Gabrielle : Absolutely, and that constant innovation is what is keeping you guys so successful. And just ahead of the curve when it comes to hospital security. Well, just thank you so much for these actionable insights when it comes to modern modernizing healthcare, security and hospitals. And I want to ask, Do you have any last thoughts or points you'd like to share for the audience watching?

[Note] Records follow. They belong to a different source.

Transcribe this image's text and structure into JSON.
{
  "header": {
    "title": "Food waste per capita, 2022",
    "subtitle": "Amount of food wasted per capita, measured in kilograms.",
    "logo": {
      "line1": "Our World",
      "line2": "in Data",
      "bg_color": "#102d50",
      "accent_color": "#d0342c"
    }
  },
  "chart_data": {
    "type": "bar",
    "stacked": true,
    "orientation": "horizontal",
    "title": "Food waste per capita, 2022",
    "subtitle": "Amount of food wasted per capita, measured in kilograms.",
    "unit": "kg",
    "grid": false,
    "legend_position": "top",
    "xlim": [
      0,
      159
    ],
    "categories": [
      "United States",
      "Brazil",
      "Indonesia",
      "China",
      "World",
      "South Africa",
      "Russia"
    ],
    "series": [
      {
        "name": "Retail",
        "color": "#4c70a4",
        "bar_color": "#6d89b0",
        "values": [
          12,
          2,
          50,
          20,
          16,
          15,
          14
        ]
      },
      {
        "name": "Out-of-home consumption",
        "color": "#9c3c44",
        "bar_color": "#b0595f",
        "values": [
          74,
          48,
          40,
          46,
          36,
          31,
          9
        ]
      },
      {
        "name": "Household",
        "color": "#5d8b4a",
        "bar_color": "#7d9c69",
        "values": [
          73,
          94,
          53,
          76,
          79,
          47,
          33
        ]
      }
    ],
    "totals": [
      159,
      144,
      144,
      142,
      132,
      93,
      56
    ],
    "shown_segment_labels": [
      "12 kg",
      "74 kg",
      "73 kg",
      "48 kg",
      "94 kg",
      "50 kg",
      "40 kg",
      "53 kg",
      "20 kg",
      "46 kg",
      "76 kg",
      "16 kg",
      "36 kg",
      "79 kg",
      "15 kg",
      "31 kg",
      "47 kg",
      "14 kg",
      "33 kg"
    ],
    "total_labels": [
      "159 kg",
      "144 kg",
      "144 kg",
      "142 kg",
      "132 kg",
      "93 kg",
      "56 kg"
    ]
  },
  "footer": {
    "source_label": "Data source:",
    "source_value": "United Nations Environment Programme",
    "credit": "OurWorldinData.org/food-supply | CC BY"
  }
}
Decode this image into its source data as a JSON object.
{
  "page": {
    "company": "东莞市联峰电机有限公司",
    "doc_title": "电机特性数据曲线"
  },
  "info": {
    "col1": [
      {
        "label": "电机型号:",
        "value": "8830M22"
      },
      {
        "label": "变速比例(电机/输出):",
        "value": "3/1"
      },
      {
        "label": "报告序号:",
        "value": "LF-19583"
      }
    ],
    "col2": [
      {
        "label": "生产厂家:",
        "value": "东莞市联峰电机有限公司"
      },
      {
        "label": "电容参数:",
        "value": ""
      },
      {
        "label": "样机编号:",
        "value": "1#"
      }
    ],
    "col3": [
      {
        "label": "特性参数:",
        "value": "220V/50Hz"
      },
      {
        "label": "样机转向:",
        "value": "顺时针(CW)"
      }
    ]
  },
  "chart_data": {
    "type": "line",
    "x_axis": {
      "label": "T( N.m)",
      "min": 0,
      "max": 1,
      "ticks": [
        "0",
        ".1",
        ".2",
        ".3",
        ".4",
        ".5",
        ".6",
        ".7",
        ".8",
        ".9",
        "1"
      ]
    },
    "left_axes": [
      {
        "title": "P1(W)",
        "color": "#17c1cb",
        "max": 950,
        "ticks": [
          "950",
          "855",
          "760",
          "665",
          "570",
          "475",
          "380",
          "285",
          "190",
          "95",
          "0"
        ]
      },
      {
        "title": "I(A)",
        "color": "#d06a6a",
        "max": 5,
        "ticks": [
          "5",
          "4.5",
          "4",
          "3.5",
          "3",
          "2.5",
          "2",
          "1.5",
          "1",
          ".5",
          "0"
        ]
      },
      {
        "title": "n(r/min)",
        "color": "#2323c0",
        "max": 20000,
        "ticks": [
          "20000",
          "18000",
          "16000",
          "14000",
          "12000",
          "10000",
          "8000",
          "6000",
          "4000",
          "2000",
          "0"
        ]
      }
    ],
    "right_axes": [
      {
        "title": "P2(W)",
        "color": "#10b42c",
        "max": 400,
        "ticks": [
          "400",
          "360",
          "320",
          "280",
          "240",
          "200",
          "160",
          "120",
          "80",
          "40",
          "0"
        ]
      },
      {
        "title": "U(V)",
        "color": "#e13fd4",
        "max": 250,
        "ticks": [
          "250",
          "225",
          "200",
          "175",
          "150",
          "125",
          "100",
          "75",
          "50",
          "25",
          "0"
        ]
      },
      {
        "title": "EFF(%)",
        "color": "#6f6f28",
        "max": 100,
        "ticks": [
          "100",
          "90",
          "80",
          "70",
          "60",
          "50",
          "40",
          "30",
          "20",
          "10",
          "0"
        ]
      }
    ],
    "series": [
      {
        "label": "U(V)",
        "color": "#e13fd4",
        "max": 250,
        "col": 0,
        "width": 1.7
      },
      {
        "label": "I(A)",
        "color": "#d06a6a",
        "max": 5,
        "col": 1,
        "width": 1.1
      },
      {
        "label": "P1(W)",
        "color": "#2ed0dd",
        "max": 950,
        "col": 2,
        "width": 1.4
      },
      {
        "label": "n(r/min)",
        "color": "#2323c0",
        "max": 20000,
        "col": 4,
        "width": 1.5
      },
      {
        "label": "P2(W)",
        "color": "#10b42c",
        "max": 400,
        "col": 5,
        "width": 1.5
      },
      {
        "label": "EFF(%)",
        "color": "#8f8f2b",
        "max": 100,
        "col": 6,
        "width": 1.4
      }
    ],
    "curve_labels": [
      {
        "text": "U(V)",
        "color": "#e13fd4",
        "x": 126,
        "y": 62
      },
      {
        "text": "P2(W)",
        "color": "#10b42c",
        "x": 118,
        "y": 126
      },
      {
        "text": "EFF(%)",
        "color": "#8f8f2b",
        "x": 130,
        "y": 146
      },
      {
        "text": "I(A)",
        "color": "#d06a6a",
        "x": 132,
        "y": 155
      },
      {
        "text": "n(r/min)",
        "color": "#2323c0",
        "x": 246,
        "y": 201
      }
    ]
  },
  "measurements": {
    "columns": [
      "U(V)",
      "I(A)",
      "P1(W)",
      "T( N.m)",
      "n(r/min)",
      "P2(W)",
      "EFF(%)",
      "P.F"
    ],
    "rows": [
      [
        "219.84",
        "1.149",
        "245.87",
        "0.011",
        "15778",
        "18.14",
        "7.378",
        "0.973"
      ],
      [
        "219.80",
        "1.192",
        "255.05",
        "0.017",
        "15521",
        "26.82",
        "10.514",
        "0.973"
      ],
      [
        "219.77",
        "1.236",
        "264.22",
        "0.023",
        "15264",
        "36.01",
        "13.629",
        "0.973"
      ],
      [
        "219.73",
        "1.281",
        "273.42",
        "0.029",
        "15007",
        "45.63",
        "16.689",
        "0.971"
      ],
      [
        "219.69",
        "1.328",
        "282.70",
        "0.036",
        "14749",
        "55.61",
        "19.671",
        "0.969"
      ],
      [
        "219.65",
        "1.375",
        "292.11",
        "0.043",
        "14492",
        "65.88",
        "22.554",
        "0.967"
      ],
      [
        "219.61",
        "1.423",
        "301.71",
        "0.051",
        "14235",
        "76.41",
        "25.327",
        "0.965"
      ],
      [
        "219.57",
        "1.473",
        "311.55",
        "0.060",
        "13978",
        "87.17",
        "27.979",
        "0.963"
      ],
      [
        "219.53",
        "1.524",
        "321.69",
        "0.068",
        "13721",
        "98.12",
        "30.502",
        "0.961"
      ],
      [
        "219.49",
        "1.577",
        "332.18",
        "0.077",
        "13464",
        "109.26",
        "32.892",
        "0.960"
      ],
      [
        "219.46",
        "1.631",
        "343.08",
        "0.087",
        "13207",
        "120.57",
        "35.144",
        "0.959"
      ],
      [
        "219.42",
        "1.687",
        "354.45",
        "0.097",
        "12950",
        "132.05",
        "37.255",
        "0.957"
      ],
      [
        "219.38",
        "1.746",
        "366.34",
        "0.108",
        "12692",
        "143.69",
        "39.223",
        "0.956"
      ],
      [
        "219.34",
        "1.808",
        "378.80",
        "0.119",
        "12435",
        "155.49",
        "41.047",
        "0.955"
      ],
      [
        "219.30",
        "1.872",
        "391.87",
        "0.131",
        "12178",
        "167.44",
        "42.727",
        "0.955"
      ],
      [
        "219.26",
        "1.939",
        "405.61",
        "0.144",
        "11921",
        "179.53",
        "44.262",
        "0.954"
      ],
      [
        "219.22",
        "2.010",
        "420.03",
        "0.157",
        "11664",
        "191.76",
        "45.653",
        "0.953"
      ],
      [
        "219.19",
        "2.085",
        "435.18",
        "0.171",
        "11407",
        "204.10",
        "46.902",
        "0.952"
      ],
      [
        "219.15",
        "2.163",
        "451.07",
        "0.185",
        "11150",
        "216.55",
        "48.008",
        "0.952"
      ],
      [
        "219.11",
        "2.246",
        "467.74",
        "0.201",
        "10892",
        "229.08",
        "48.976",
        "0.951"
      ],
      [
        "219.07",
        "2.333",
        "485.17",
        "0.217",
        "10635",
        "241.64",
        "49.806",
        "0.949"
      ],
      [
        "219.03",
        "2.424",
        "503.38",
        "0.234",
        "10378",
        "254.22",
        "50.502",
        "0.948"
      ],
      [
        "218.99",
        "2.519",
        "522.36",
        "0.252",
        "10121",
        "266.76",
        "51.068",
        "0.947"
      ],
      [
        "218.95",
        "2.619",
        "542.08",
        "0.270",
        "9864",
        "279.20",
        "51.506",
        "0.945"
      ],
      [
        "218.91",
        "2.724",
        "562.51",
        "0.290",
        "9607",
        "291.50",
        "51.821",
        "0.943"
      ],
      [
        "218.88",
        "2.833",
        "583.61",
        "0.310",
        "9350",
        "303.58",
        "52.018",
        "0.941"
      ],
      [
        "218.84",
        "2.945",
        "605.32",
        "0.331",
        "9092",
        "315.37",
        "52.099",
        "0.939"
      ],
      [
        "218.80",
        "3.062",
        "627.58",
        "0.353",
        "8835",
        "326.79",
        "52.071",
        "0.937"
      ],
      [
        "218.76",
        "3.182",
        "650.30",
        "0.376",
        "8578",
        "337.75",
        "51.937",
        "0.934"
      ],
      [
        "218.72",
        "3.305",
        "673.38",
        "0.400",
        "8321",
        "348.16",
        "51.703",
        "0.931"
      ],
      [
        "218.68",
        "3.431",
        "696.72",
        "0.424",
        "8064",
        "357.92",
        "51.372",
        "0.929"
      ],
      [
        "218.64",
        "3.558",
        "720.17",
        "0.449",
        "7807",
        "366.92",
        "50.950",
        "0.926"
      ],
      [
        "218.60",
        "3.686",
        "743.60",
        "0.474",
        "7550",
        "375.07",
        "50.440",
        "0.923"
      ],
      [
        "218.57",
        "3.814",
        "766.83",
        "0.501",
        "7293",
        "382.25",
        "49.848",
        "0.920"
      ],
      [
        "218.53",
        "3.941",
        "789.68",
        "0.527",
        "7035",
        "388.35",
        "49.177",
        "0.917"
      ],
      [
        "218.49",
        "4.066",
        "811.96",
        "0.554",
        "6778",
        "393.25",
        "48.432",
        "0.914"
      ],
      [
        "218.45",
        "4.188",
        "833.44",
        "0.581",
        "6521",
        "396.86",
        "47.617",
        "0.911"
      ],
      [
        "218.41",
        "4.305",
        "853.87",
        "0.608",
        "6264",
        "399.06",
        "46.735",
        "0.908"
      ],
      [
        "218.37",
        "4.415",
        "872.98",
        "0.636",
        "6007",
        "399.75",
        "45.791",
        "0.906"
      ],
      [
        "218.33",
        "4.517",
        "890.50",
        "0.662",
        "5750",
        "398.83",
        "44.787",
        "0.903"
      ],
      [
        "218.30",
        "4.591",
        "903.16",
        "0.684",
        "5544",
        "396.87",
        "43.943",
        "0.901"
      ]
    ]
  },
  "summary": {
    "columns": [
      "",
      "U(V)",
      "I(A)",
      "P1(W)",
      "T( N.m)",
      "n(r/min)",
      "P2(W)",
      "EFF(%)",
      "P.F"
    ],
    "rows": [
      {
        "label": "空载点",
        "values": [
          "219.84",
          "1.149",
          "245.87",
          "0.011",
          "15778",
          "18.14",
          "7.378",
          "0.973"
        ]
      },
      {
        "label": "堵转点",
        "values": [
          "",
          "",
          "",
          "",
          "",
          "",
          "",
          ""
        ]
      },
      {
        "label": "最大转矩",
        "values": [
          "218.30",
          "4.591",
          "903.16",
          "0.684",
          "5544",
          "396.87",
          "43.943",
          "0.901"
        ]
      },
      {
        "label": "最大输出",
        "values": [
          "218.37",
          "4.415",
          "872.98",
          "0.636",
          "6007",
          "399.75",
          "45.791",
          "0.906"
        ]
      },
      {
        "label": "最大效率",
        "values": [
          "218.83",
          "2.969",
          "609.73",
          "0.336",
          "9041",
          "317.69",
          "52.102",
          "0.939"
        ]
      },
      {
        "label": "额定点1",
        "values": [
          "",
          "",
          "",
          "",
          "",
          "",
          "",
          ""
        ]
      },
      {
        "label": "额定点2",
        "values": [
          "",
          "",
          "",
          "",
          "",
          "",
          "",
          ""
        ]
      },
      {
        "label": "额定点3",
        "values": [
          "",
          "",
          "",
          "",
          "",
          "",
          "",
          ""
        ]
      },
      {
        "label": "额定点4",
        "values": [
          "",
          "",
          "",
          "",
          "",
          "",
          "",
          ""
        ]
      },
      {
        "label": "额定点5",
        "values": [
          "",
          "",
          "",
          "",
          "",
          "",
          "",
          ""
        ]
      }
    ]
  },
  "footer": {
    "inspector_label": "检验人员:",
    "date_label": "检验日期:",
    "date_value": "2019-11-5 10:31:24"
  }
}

Rob Leiponis: I just think it's really important for you know, as Steve and Kevin had outlined that, you know, visitor management is one point. But integrating biometrics with, like Steven mentioned, with turnstiles with utilizing solutions that will work with fingerprint scanning or facial recognition, so that way visitors can be pre screened before they enter a facility. So there's even more of a of a of a better security measure to, to minimize, you know, any threats that may that potentially could come into the hospital, automate the in the workflows to make it less expensive to operate their hospitals and provide us a safer environment, I think is extremely important. You know, improving security, surveillance measures throughout the facility, to protect the staff, as well as the patients I think is imperative in these days and times. Unfortunately, as we all are experiencing, unfortunately, the world is increasingly and rapidly becoming an unsafer place. So we're constantly needing to stay on the edge and develop technologies to protect, you know, the patients, the visitors and the employees of the hospital industry.

Gabrielle: Absolutely, well thank you for that. And well, that's all we have for today's content. So just a big thank you to Kevin, Steven and Rob for joining us today. And speaking to how we can Modernize Healthcare security solutions. If you want to check out more content from Parabit Systems. Look for this podcast on Spotify, Apple Music or wherever it is you get your podcast set. Thanks again for joining us. Thank you.